Some workpieces cannot be manufactured well using conventional methods such as casting. In such cases, an additive manufacturing process, such as build-up welding, is a good option. Optimizing this process is the aim of the EWA project, short for "Development of carbon-martensitic tool steels for the additive manufacturing of highly stressed forming tools using wire-arc additive manufacturing".
The starting materials are thin, powder-filled wires. They are additively processed into punching and forming tools. The project at the Chair of Materials Engineering at Ruhr-Universität Bochum, headed by Prof. Dr. Sebastian Weber, is funded by the Central Innovation Programme for SMEs of the Federal Ministry for Economic Affairs and Climate Protection and was launched on 22 June 2023. Wire-Arc Additive Manufacturing (WAAM) is largely based on gas metal arc welding. The starting materials are inexpensive metal wires.

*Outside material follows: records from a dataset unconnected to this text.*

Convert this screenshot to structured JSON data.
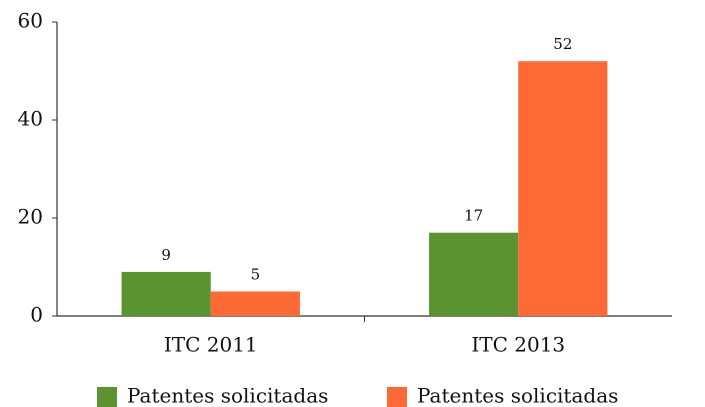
{
  "chart_data": {
    "type": "bar",
    "categories": [
      "ITC 2011",
      "ITC 2013"
    ],
    "series": [
      {
        "name": "Patentes solicitadas",
        "color": "#5b9331",
        "values": [
          9,
          17
        ]
      },
      {
        "name": "Patentes solicitadas",
        "color": "#fe6a35",
        "values": [
          5,
          52
        ]
      }
    ],
    "ylim": [
      0,
      60
    ],
    "yticks": [
      0,
      20,
      40,
      60
    ],
    "grid": false,
    "legend": "bottom"
  }
}
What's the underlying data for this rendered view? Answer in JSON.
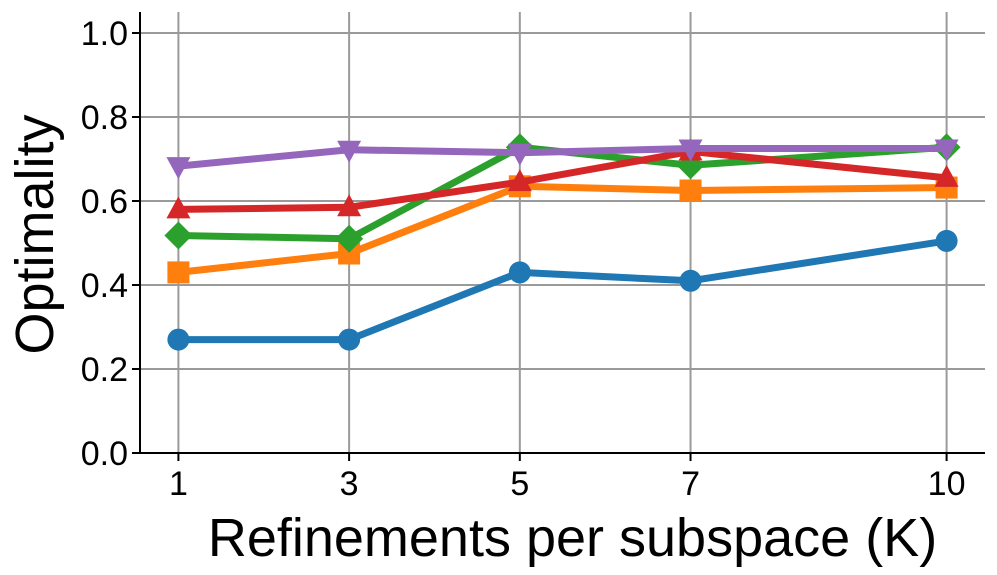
{
  "chart_data": {
    "type": "line",
    "title": "",
    "xlabel": "Refinements per subspace (K)",
    "ylabel": "Optimality",
    "x": [
      1,
      3,
      5,
      7,
      10
    ],
    "x_tick_labels": [
      "1",
      "3",
      "5",
      "7",
      "10"
    ],
    "y_ticks": [
      0.0,
      0.2,
      0.4,
      0.6,
      0.8,
      1.0
    ],
    "y_tick_labels": [
      "0.0",
      "0.2",
      "0.4",
      "0.6",
      "0.8",
      "1.0"
    ],
    "xlim": [
      0.55,
      10.45
    ],
    "ylim": [
      0.0,
      1.05
    ],
    "grid": true,
    "series": [
      {
        "color": "#1f77b4",
        "marker": "circle",
        "values": [
          0.27,
          0.27,
          0.43,
          0.41,
          0.505
        ]
      },
      {
        "color": "#ff7f0e",
        "marker": "square",
        "values": [
          0.43,
          0.475,
          0.635,
          0.625,
          0.632
        ]
      },
      {
        "color": "#2ca02c",
        "marker": "diamond",
        "values": [
          0.518,
          0.51,
          0.728,
          0.685,
          0.728
        ]
      },
      {
        "color": "#d62728",
        "marker": "triangle-up",
        "values": [
          0.58,
          0.585,
          0.645,
          0.718,
          0.655
        ]
      },
      {
        "color": "#9467bd",
        "marker": "triangle-down",
        "values": [
          0.683,
          0.722,
          0.715,
          0.725,
          0.725
        ]
      }
    ]
  }
}
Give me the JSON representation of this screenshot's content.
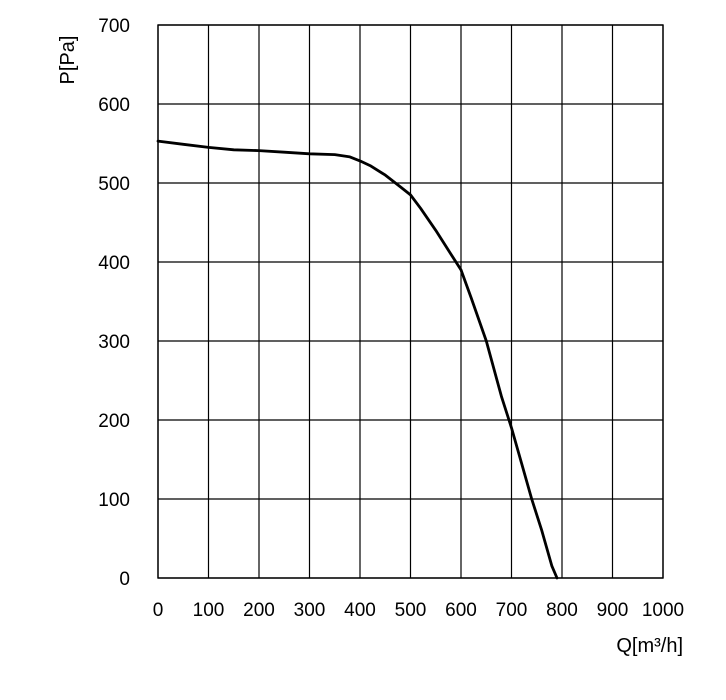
{
  "chart_data": {
    "type": "line",
    "title": "",
    "xlabel": "Q[m³/h]",
    "ylabel": "P[Pa]",
    "xlim": [
      0,
      1000
    ],
    "ylim": [
      0,
      700
    ],
    "x_ticks": [
      0,
      100,
      200,
      300,
      400,
      500,
      600,
      700,
      800,
      900,
      1000
    ],
    "y_ticks": [
      0,
      100,
      200,
      300,
      400,
      500,
      600,
      700
    ],
    "x_tick_labels": [
      "0",
      "100",
      "200",
      "300",
      "400",
      "500",
      "600",
      "700",
      "800",
      "900",
      "1000"
    ],
    "y_tick_labels": [
      "0",
      "100",
      "200",
      "300",
      "400",
      "500",
      "600",
      "700"
    ],
    "grid": true,
    "legend": "none",
    "series": [
      {
        "color": "#000000",
        "x": [
          0,
          50,
          100,
          150,
          200,
          250,
          300,
          350,
          380,
          400,
          420,
          450,
          480,
          500,
          520,
          550,
          580,
          600,
          620,
          650,
          680,
          700,
          720,
          740,
          760,
          780,
          790
        ],
        "y": [
          553,
          549,
          545,
          542,
          541,
          539,
          537,
          536,
          533,
          528,
          522,
          510,
          495,
          485,
          468,
          440,
          410,
          390,
          355,
          300,
          230,
          190,
          145,
          100,
          60,
          15,
          0
        ]
      }
    ]
  }
}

In the EWA project, so-called cored wires are used: tubes filled with metal powder. These allow a high degree of flexibility in the alloy composition produced directly in the cored wire. As the material in the WAAM process is only applied locally according to a 3D CAD model where it should remain, 90-100% of the material applied in the process can be retained right through to the finished workpiece. This high degree of utilization means significant material savings and therefore an improvedCO2 balance compared to the conventional casting process route. And the process is fast: up to twelve kilograms of material can be applied within one hour.